Unsere illustre Reisegesellschaft bestand aus zwei Clans, von meinem war noch mein Großvater und meine Mutter dabei, diese hatte ihre Freundin Lena aus Russland geladen, die mit ihrer Nichte Katja und ihrer Tochter Olessya im Gepäck anreiste. Die anderen waren wohl schon einige Tage vor Ort und empfingen uns in unserem Hotel als wir ankamen, dann gabs erstmal ein Wiedersehensfestmahl und einen nächtlichen Stadtspaziergang, bevor wir im Steampunkartigen Fahrstuhl in unser vor Jugendstil triefenden Zimmerchen einkehrten.
“Ah, Venedig!”
— Indiana Jones
Am nächsten Morgen schauten wir uns im Dogenpalast um und besuchten die Basilica di San Marco, bevor wir unser Zeug zusammenrafften und in einem Wassertaxiboot zu unserem Kreuzfahrtschiff – der MSC Musica – aufgebrochen sind. Das Schiff war von beeindruckender Größe und die Menge an Passagieren war auch nicht ohne – wobei ich sagen muss, daß ich überrascht war so gemischte Altersschichten zu sehen, hatte ich getreu dem Klischee doch eher die mobilen Rentnereinsatzkommandos erwartet. De facto war der Altersschnitt aber eher um die mitte Dreißig. Das Schiff sollte für die nächsten Tage und Nächte unser Zuhause sein, wir legten am frühen Abend ab und setzten Kurs auf Bari in Süditalien. Nach Bari sollte es in Richtung Kroatien gehen – zuerst Split, dann Dubrovnik, dann wieder zurück nach Venedig. Auf dem Schiff selbst gab es allerhand Möglichkeiten sich die Zeit zu vertreiben, sei es Swimmingpool, Tischtennis, zahllose Lounges und Bars, Restaurants und Wellnessbereiche, Fitnessräume oder (auf offener See) das Kasino. Am Abend gab es noch Achtern eine ziemlich lahme Disko mit einem grauenvollen DJ, Mitternachtshäppchen vor den kleinen Bühnen wo Unterhalter verschiedener Art ihre Kunst zum Besten gaben oder aber den edel anmutenden Theatersaal. Ich bevorzugte jedoch mit Musik auf den Ohren meine Kreise quer durchs Schiff zu ziehen. Ich beobachtete die Passagiere, verwirrte das ohnehin etwas konfuse Personal, schaute raus auf die See oder setzte mich irgendwo hin und las ein wenig.

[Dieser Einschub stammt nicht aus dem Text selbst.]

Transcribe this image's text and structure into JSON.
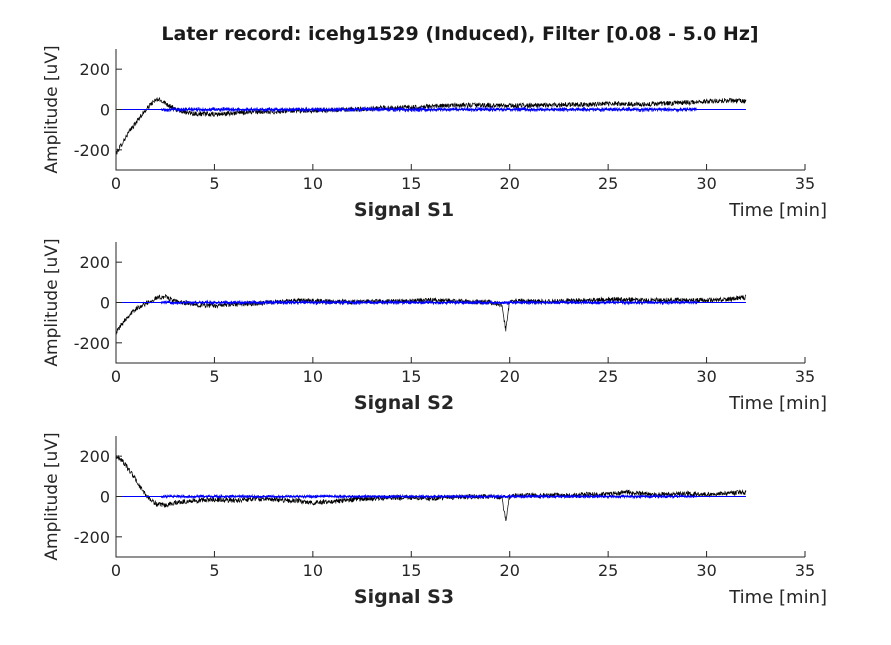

Bari war ein einfaches Städtchen mit süditalienischem Charme, einigen mittelalterlichen Bauten und von überschaubarer Größe. Es gab zwar hier und dort etwas zu sehen, aber verglichen mit der Perle der Adria und den beiden Städten die noch vor uns lagen, war es fast schon erschreckend ereignislos. Wir spazierten ein wenig durch die Stadt, fanden uns aber schon recht bald auf dem Schiff wieder und dort ging der Alltag weiter. Das Wetter war durchgehend wechselhaft – die See blieb zwar alles in allem ruhig, aber der ständige Wechsel zwischen Regengüssen und brütender Sonne war ein wenig unbequem, vor allem weil nicht ganz klar war was man an Kleidung wählen sollte, wenn man sich auf den Landgang begab. Immerhin hatte man ja kaum Lust Jacken und Schirme ständig mit sich herumzuschleppen, während die Sonne einem das Hirn zu braten beschloss, aber auch nicht tropfnass durch die Meeresbrise eine Erkältung für den Rest des Urlaubs einzufangen, weil man sich vor dem Regen nicht retten konnte. Gut, das sind zugegebenermaßen alles Probleme die ich nicht so wirklich hatte, aber meine Reisegefährten dafür um so mehr.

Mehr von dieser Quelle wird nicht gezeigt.